RALEIGH – For the first time this year, non-farm employment in North Carolina decreased, dropping by 7,700 compared to September, according to new data from the N.C. Department of Commerce.
Leaders in the reduction were professional and business services – down 4,900 jobs – and construction and manufacturing – each down 2100 jobs. Importantly, these are all seasonally-adjusted numbers.
Interestingly, the separate survey of households showed more people with jobs – up 5,231- but also more people unemployed – up 2,851 – compared to September.
So what do these rather confusing numbers suggest? Most economists put greater weight on the non-farm employment numbers due to its much larger survey base. The softening of these numbers likely suggest a softening of the state economy. As has been recently discussed at the national level, a moderation in economic growth is exactly what the Federal Reserve wants to continue moderating the inflation rate.
Hence, my interpretation of the October job market report tells me the labor market is becoming less robust, but it is NOT collapsing. Importantly, the household survey showed an increase in the labor force – meaning more people are working or looking for work – as well as an unemployment rate that was unchanged at 3.4%, exactly the same rate as in September.

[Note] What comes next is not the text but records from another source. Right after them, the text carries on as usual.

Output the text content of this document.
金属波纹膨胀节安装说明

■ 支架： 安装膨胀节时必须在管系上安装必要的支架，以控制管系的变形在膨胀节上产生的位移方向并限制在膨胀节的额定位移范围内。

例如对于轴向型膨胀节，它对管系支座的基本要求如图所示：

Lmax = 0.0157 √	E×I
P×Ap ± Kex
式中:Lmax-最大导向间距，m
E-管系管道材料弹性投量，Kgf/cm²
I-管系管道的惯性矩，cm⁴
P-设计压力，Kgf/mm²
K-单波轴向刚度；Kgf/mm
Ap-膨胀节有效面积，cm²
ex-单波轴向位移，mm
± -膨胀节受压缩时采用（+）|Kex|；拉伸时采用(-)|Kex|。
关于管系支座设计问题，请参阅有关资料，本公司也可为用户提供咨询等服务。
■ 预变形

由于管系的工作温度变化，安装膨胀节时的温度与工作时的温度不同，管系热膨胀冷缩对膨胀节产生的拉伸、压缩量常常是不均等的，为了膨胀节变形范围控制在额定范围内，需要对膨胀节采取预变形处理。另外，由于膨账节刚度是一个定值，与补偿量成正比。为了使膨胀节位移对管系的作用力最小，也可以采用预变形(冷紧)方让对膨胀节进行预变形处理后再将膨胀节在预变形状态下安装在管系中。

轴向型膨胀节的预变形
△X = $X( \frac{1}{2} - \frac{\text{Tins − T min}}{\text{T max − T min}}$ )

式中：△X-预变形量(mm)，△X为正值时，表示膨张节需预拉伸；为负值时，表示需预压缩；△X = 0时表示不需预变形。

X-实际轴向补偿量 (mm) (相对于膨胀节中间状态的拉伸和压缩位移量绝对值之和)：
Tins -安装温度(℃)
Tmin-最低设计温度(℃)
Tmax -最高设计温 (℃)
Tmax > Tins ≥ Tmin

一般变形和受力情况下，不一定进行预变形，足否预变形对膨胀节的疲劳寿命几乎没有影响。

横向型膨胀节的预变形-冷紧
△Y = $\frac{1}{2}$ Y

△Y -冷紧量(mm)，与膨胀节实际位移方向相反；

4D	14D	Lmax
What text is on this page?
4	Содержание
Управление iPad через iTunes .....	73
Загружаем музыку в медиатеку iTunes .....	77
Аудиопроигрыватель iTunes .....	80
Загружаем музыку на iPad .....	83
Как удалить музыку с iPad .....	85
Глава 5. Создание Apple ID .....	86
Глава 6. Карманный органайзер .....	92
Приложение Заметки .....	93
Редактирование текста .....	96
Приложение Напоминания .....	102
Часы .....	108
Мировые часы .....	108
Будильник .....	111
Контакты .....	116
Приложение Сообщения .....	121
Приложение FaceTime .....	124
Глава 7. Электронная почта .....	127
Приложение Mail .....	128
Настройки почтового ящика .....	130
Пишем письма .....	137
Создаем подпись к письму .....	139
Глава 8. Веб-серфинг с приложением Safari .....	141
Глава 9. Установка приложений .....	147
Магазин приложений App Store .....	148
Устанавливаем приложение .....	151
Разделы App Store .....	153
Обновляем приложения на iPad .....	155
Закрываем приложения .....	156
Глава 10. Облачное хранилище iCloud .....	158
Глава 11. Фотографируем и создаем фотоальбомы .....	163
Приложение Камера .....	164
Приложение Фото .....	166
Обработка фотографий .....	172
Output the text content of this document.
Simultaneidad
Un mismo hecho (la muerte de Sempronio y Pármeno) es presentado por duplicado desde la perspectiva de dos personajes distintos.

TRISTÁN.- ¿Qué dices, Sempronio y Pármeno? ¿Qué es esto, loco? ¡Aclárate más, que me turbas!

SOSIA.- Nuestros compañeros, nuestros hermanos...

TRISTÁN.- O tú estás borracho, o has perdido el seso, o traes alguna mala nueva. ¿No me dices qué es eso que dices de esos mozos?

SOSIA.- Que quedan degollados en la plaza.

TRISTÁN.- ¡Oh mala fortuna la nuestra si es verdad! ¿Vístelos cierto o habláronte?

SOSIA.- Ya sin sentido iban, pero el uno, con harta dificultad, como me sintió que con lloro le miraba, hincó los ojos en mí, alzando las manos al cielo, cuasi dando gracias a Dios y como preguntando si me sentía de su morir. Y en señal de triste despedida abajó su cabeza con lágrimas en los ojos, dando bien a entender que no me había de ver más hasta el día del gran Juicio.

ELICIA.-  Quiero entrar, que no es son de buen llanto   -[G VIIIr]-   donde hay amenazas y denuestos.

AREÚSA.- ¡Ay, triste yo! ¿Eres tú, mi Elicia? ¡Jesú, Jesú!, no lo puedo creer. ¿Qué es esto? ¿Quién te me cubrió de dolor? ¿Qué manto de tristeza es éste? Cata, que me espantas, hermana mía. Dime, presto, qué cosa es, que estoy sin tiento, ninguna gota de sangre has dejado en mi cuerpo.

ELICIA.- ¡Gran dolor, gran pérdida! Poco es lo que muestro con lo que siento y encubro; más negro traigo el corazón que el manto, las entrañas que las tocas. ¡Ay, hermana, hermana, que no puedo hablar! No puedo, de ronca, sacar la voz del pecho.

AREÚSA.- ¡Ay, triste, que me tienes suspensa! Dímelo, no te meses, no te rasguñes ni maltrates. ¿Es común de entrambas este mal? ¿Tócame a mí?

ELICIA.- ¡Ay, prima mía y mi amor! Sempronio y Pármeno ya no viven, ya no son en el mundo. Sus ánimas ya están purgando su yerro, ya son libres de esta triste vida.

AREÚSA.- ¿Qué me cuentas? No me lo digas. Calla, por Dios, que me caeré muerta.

The message is that the latest job numbers show North Carolina’s robust economy may be pausing. The good news from such a pause is that it should help to continue the downward trend in the inflation rate (meaning prices are still rising, but at a much lower rate).
If a pause is at hand, then two big questions are: how long will the pause last, and how deep will it be?
Currently, my responses to the questions are “a short time period” and “not very deep.”